In effetti è da mesi che negli ambienti adusi alle “teorie del complotto” circola la tesi dell’origine artificiale del virus. C’è chi ritiene che esso sia stato “prodotto” per condurre una battaglia commerciale, chi pensa che il virus del Covid-19 sia stato creato per mettere in ginocchio la Cina, chi ancora che l’epidemia sia stata programmata a tavolino per imporre misure anti – democratiche funzionali a un nuovo ordine mondiale. Ad ogni modo, quale che sia la “teoria” che sottende al “complotto”, la storia è sempre la stessa: Sars Cov-2 è stato creato in laboratorio.

E’ di oggi però la notizia che il team di ricercatori guidati dalla Giorgi, analizzando le sequenze genetiche del virus del SarsCov-2, ha confermato che il suo parente più vicino è il coronavirus che infetta i pipistrelli, ma che ha acquisito la capacità di infettare l’uomo grazie a un frammento di materiale genetico recepito dal coronavirus che infetta il pangolino.

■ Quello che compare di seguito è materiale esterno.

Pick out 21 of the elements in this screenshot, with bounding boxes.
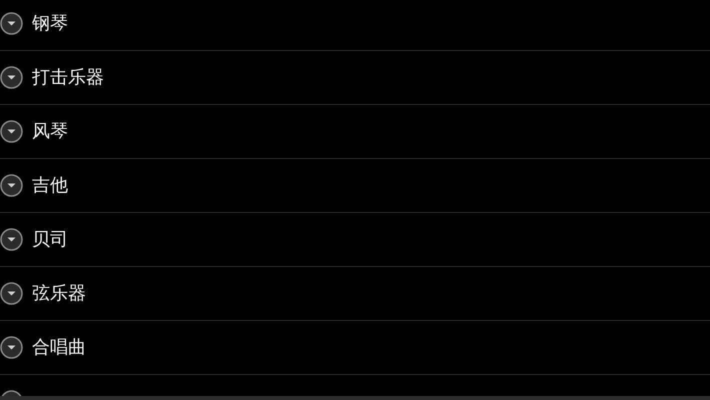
list-row[interactable]: 钢琴 <box>0 0 710 51</box>
list-row[interactable]: 合唱曲 <box>0 321 710 375</box>
category-label: 弦乐器 <box>32 284 86 302</box>
list-row[interactable]: 吉他 <box>0 159 710 213</box>
list-row[interactable]: 风琴 <box>0 105 710 159</box>
expand-icon <box>0 282 23 305</box>
expand-icon <box>0 12 23 35</box>
expand-icon <box>0 336 23 359</box>
category-label: 贝司 <box>32 230 68 248</box>
list-row[interactable]: 弦乐器 <box>0 267 710 321</box>
category-label: 钢琴 <box>32 14 68 32</box>
category-label: 打击乐器 <box>32 68 104 86</box>
expand-icon <box>0 120 23 143</box>
category-label: 吉他 <box>32 176 68 194</box>
expand-icon <box>0 228 23 251</box>
category-label: 风琴 <box>32 122 68 140</box>
category-label: 合唱曲 <box>32 338 86 356</box>
expand-icon <box>0 66 23 89</box>
list-row[interactable]: 贝司 <box>0 213 710 267</box>
list-row[interactable]: 打击乐器 <box>0 51 710 105</box>
expand-icon <box>0 174 23 197</box>
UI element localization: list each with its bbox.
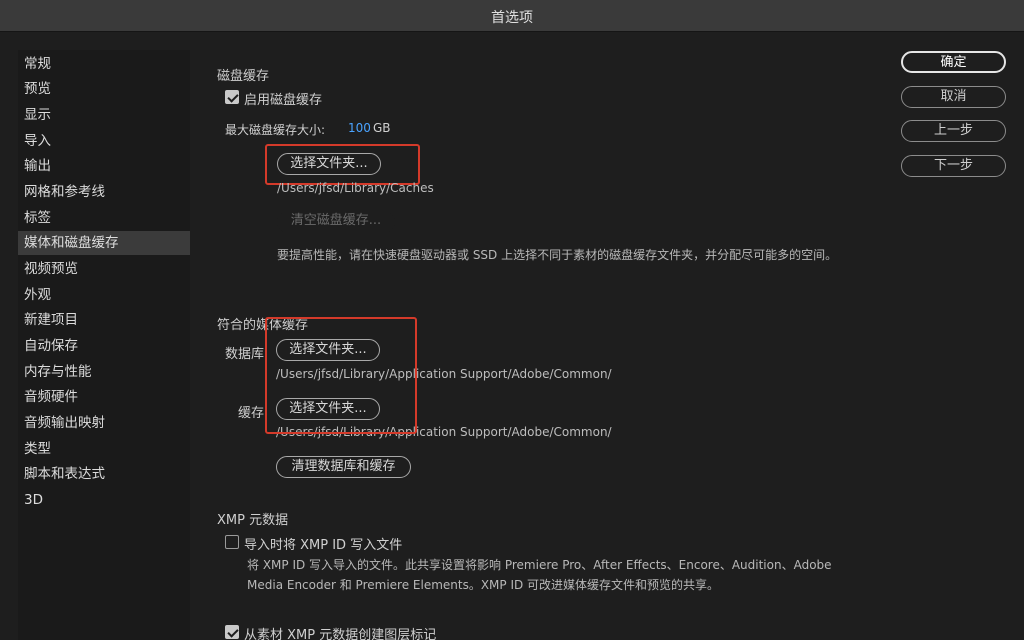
sidebar-item-memory-performance[interactable]: 内存与性能 xyxy=(18,360,190,384)
write-xmp-id-label: 导入时将 XMP ID 写入文件 xyxy=(244,538,403,553)
cancel-button[interactable]: 取消 xyxy=(901,86,1006,108)
sidebar-item-new-project[interactable]: 新建项目 xyxy=(18,308,190,332)
xmp-note: 将 XMP ID 写入导入的文件。此共享设置将影响 Premiere Pro、A… xyxy=(247,558,832,592)
highlight-box xyxy=(265,317,417,434)
max-cache-size-label: 最大磁盘缓存大小: xyxy=(225,123,326,137)
disk-cache-path: /Users/jfsd/Library/Caches xyxy=(277,181,434,195)
sidebar-item-auto-save[interactable]: 自动保存 xyxy=(18,334,190,358)
sidebar-item-media-disk-cache[interactable]: 媒体和磁盘缓存 xyxy=(18,231,190,255)
cache-label: 缓存: xyxy=(238,406,269,421)
next-button[interactable]: 下一步 xyxy=(901,155,1006,177)
window-title: 首选项 xyxy=(491,10,533,26)
sidebar-item-scripts-expressions[interactable]: 脚本和表达式 xyxy=(18,462,190,486)
create-markers-checkbox[interactable] xyxy=(225,625,239,639)
sidebar-item-labels[interactable]: 标签 xyxy=(18,206,190,230)
ok-button[interactable]: 确定 xyxy=(901,51,1006,73)
sidebar-item-video-preview[interactable]: 视频预览 xyxy=(18,257,190,281)
create-markers-label: 从素材 XMP 元数据创建图层标记 xyxy=(244,628,437,640)
sidebar-item-audio-output-mapping[interactable]: 音频输出映射 xyxy=(18,411,190,435)
sidebar-item-3d[interactable]: 3D xyxy=(18,488,190,512)
disk-cache-title: 磁盘缓存 xyxy=(217,69,270,84)
sidebar-item-display[interactable]: 显示 xyxy=(18,103,190,127)
sidebar-item-general[interactable]: 常规 xyxy=(18,52,190,76)
title-bar: 首选项 xyxy=(0,0,1024,32)
previous-button[interactable]: 上一步 xyxy=(901,120,1006,142)
sidebar-item-appearance[interactable]: 外观 xyxy=(18,283,190,307)
database-label: 数据库: xyxy=(225,347,269,362)
xmp-title: XMP 元数据 xyxy=(217,513,289,528)
disk-cache-note: 要提高性能，请在快速硬盘驱动器或 SSD 上选择不同于素材的磁盘缓存文件夹，并分… xyxy=(277,248,838,262)
clear-disk-cache-button[interactable]: 清空磁盘缓存... xyxy=(277,211,395,233)
sidebar-item-grids-guides[interactable]: 网格和参考线 xyxy=(18,180,190,204)
enable-disk-cache-label: 启用磁盘缓存 xyxy=(244,93,323,108)
sidebar-item-audio-hardware[interactable]: 音频硬件 xyxy=(18,385,190,409)
max-cache-size-value[interactable]: 100 xyxy=(348,121,371,135)
clean-database-cache-button[interactable]: 清理数据库和缓存 xyxy=(276,456,411,478)
enable-disk-cache-checkbox[interactable] xyxy=(225,90,239,104)
max-cache-size-unit: GB xyxy=(373,121,391,135)
sidebar-item-preview[interactable]: 预览 xyxy=(18,77,190,101)
sidebar-item-type[interactable]: 类型 xyxy=(18,437,190,461)
preferences-sidebar: 常规 预览 显示 导入 输出 网格和参考线 标签 媒体和磁盘缓存 视频预览 外观… xyxy=(18,50,190,640)
sidebar-item-output[interactable]: 输出 xyxy=(18,154,190,178)
preferences-content: 磁盘缓存 启用磁盘缓存 最大磁盘缓存大小: 100 GB 选择文件夹... /U… xyxy=(190,32,880,640)
sidebar-item-import[interactable]: 导入 xyxy=(18,129,190,153)
highlight-box xyxy=(265,144,420,185)
write-xmp-id-checkbox[interactable] xyxy=(225,535,239,549)
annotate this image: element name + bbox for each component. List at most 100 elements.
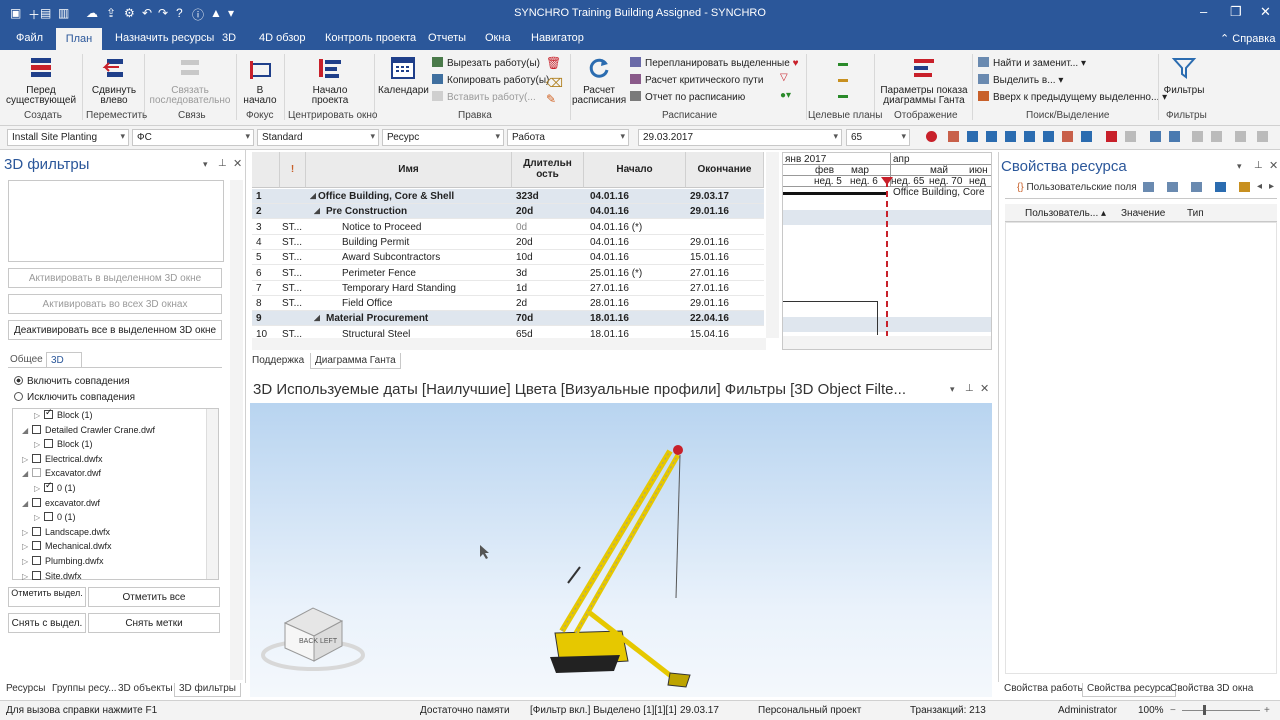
view3d-pin-icon[interactable]: ⊥ xyxy=(965,383,974,394)
shift-left-button[interactable]: Сдвинуть влево xyxy=(86,56,142,106)
tool-icon-3[interactable] xyxy=(1235,131,1246,142)
capture-icon[interactable] xyxy=(1169,131,1180,142)
tab-3d-window-properties[interactable]: Свойства 3D окна xyxy=(1166,683,1257,697)
props-tab-icon-3[interactable] xyxy=(1191,182,1202,192)
delete-icon[interactable]: 🗑 xyxy=(546,56,561,70)
schedule-report-button[interactable]: Отчет по расписанию xyxy=(630,91,745,103)
props-tab-icon-4[interactable] xyxy=(1215,182,1226,192)
clear-marks-button[interactable]: Снять метки xyxy=(88,613,220,633)
table-row[interactable]: 6 ST... Perimeter Fence 3d 25.01.16 (*) 27.01… xyxy=(252,266,764,281)
menu-help[interactable]: ⌃ Справка xyxy=(1220,32,1275,50)
coins-icon[interactable] xyxy=(1239,182,1250,192)
table-row[interactable]: 8 ST... Field Office 2d 28.01.16 29.01.16 xyxy=(252,296,764,312)
play-icon[interactable] xyxy=(1024,131,1035,142)
tool-icon-1[interactable] xyxy=(1192,131,1203,142)
date-field[interactable]: 29.03.2017 xyxy=(638,129,842,146)
tree-item[interactable]: ▷ 0 (1) xyxy=(14,480,76,497)
include-radio[interactable]: Включить совпадения xyxy=(14,376,130,387)
first-icon[interactable] xyxy=(948,131,959,142)
tree-checkbox[interactable] xyxy=(32,570,41,580)
menu-project-control[interactable]: Контроль проекта xyxy=(325,32,416,50)
mark-selected-button[interactable]: Отметить выдел. xyxy=(8,587,86,607)
tree-item[interactable]: ◢ excavator.dwf xyxy=(14,497,100,512)
prev-key-icon[interactable] xyxy=(967,131,978,142)
resource-combo[interactable]: Ресурс xyxy=(382,129,504,146)
tree-item[interactable]: ▷ Mechanical.dwfx xyxy=(14,541,112,555)
toggle-icon[interactable] xyxy=(1125,131,1136,142)
collapsed-arrow-icon[interactable]: ▷ xyxy=(34,440,44,449)
tool-icon-4[interactable] xyxy=(1257,131,1268,142)
table-row[interactable]: ◢ 9 Material Procurement 70d 18.01.16 22.04.1… xyxy=(252,311,764,327)
paste-work-button[interactable]: Вставить работу(... xyxy=(432,91,536,103)
tree-item[interactable]: ▷ Plumbing.dwfx xyxy=(14,556,104,570)
expanded-arrow-icon[interactable]: ◢ xyxy=(22,426,32,435)
view3d-close-icon[interactable]: ✕ xyxy=(980,382,989,395)
col-status[interactable]: ! xyxy=(280,152,306,188)
tree-checkbox[interactable] xyxy=(32,497,41,507)
props-pin-icon[interactable]: ⊥ xyxy=(1254,160,1263,171)
table-row[interactable]: 3 ST... Notice to Proceed 0d 04.01.16 (*) xyxy=(252,220,764,235)
tab-3d[interactable]: 3D xyxy=(46,352,82,368)
brush-icon[interactable]: ✎ xyxy=(546,92,556,106)
table-row[interactable]: ◢ 2 Pre Construction 20d 04.01.16 29.01.16 xyxy=(252,204,764,220)
minimize-icon[interactable]: – xyxy=(1200,4,1207,19)
deactivate-all-button[interactable]: Деактивировать все в выделенном 3D окне xyxy=(8,320,222,340)
tab-support[interactable]: Поддержка xyxy=(252,355,304,366)
tree-item[interactable]: ◢ Excavator.dwf xyxy=(14,468,101,482)
expanded-arrow-icon[interactable]: ◢ xyxy=(22,469,32,478)
tree-checkbox[interactable] xyxy=(32,556,41,565)
zoom-out-icon[interactable]: − xyxy=(1170,705,1176,716)
project-start-button[interactable]: Начало проекта xyxy=(300,56,360,106)
col-start[interactable]: Начало xyxy=(584,152,686,188)
tree-checkbox[interactable] xyxy=(32,468,41,478)
back-icon[interactable] xyxy=(986,131,997,142)
tab-task-properties[interactable]: Свойства работы xyxy=(1000,683,1089,697)
next-key-icon[interactable] xyxy=(1043,131,1054,142)
menu-assign-resources[interactable]: Назначить ресурсы xyxy=(115,32,214,50)
tab-resource-groups[interactable]: Группы ресу... xyxy=(48,683,121,697)
camera-icon[interactable] xyxy=(1150,131,1161,142)
table-row[interactable]: 4 ST... Building Permit 20d 04.01.16 29.01.16 xyxy=(252,235,764,250)
props-tab-icon-2[interactable] xyxy=(1167,182,1178,192)
cut-work-button[interactable]: Вырезать работу(ы) xyxy=(432,57,540,69)
viewport-3d[interactable]: BACK LEFT xyxy=(250,403,992,697)
col-value[interactable]: Значение xyxy=(1121,208,1165,219)
col-name[interactable]: Имя xyxy=(306,152,512,188)
collapsed-arrow-icon[interactable]: ▷ xyxy=(22,572,32,581)
expanded-arrow-icon[interactable]: ◢ xyxy=(22,499,32,508)
add-green-icon[interactable]: ●▾ xyxy=(780,90,791,101)
collapsed-arrow-icon[interactable]: ▷ xyxy=(34,484,44,493)
critical-path-button[interactable]: Расчет критического пути xyxy=(630,74,763,86)
props-grid[interactable] xyxy=(1005,222,1277,674)
tree-scrollbar[interactable] xyxy=(206,409,218,579)
tree-item[interactable]: ▷ Electrical.dwfx xyxy=(14,453,103,468)
loop-icon[interactable] xyxy=(1081,131,1092,142)
tab-resources[interactable]: Ресурсы xyxy=(2,683,49,697)
activate-selected-button[interactable]: Активировать в выделенном 3D окне xyxy=(8,268,222,288)
find-replace-button[interactable]: Найти и заменит... ▾ xyxy=(978,57,1086,69)
collapsed-arrow-icon[interactable]: ▷ xyxy=(22,455,32,464)
before-existing-button[interactable]: Перед существующей xyxy=(4,56,78,106)
eraser-icon[interactable]: ⌫ xyxy=(546,76,563,90)
calendars-button[interactable]: Календари xyxy=(378,56,429,96)
tree-item[interactable]: ▷ Landscape.dwfx xyxy=(14,526,110,541)
collapse-arrow-icon[interactable]: ◢ xyxy=(314,313,320,322)
mark-all-button[interactable]: Отметить все xyxy=(88,587,220,607)
tab-scroll-left-icon[interactable]: ◂ xyxy=(1257,181,1262,192)
tree-checkbox[interactable] xyxy=(44,480,53,492)
gantt-hscroll[interactable] xyxy=(252,338,766,350)
tree-checkbox[interactable] xyxy=(44,512,53,522)
zoom-field[interactable]: 65 xyxy=(846,129,910,146)
collapsed-arrow-icon[interactable]: ▷ xyxy=(34,411,44,420)
baseline-icon-1[interactable]: ▬ xyxy=(838,58,848,69)
zoom-in-icon[interactable]: + xyxy=(1264,705,1270,716)
props-close-icon[interactable]: ✕ xyxy=(1269,159,1278,172)
last-icon[interactable] xyxy=(1062,131,1073,142)
zoom-slider-thumb[interactable] xyxy=(1203,705,1206,715)
filters-button[interactable]: Фильтры xyxy=(1160,56,1208,96)
tab-scroll-right-icon[interactable]: ▸ xyxy=(1269,181,1274,192)
panel-menu-icon[interactable]: ▾ xyxy=(203,159,208,170)
table-row[interactable]: 7 ST... Temporary Hard Standing 1d 27.01.16 2… xyxy=(252,281,764,296)
menu-windows[interactable]: Окна xyxy=(485,32,511,50)
menu-3d[interactable]: 3D xyxy=(222,32,236,50)
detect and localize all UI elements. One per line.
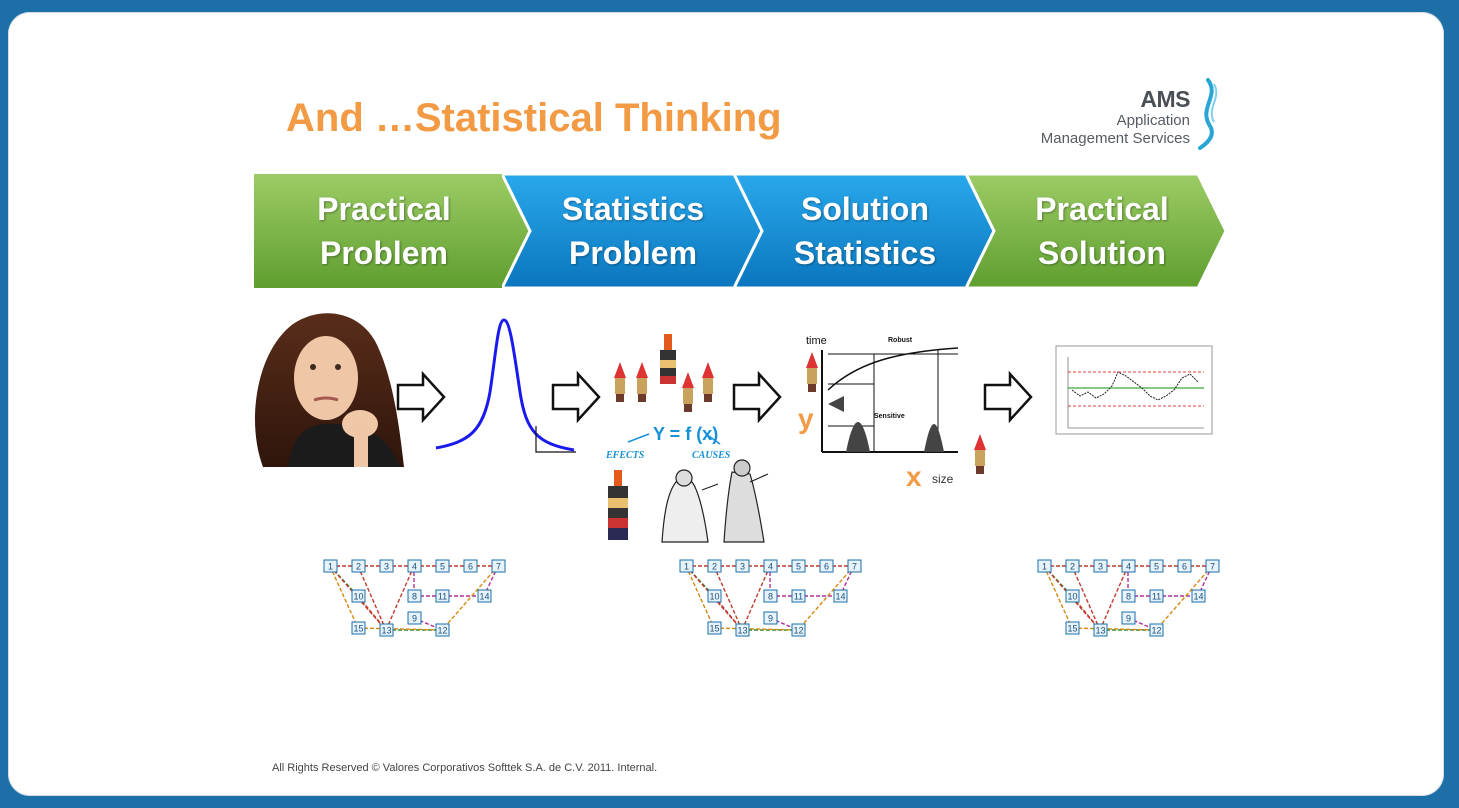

Le sequenze del coronavirus raccolte dai pangolini di cui discutiamo nel nostro studio – ha detto la Giorgi in una battuta rilasciata a Il Fatto Quotidiano  erano state già esaminate, tuttavia, la comunità scientifica era ancora divisa sul fatto che avessero avuto un ruolo nell’evoluzione di Sars Cov 2“.

Nella ricerca, ha continuato la Giorgi “abbiamo dimostrato che in effetti Sars Cov 2 ha una ricca storia evolutiva che include un rimpasto di materiale genetico tra coronavirus di pipistrello e di pangolino prima che acquisisse la sua capacità di saltare nell’uomo”. 

La capacità del virus di operare il salto di specie, così come spiegato dai ricercatori, risiede nel fatto che esso è in grado di legarsi alle cellule ospiti attraverso alterazioni del suo materiale genetico. Per ciò che concerne SarsCov-2 “è stato scoperto che nel coronavirus del pipistrello, il sito di legame della proteina spike, cioè la parte della proteina necessaria per legarsi alla membrana cellulare umana, è diverso da quello di Sars Cov 2 e non può infettare in modo efficiente le cellule umane. I coronavirus tipici dei pangolini, invece, nonostante siano molto diversi da Sars Cov 2, contengono la parte della proteina spike necessaria per legarsi alla membrana cellulare umana e che è importante per infettare l’uomo”.

In sostanza, l’importanza di questa ricerca – oltre a spiegare l’origine del nuovo coronavirus, e cioè un mix genetico ereditato  dai coronavirus di pipistrello e pangolino – risiede nel fatto che essa per spiegare la capacità del virus di attaccare e infettare l’uomo non ha bisogno di “ricorrere” a elementi che non siano compatibili con un  percorso assolutamente naturale.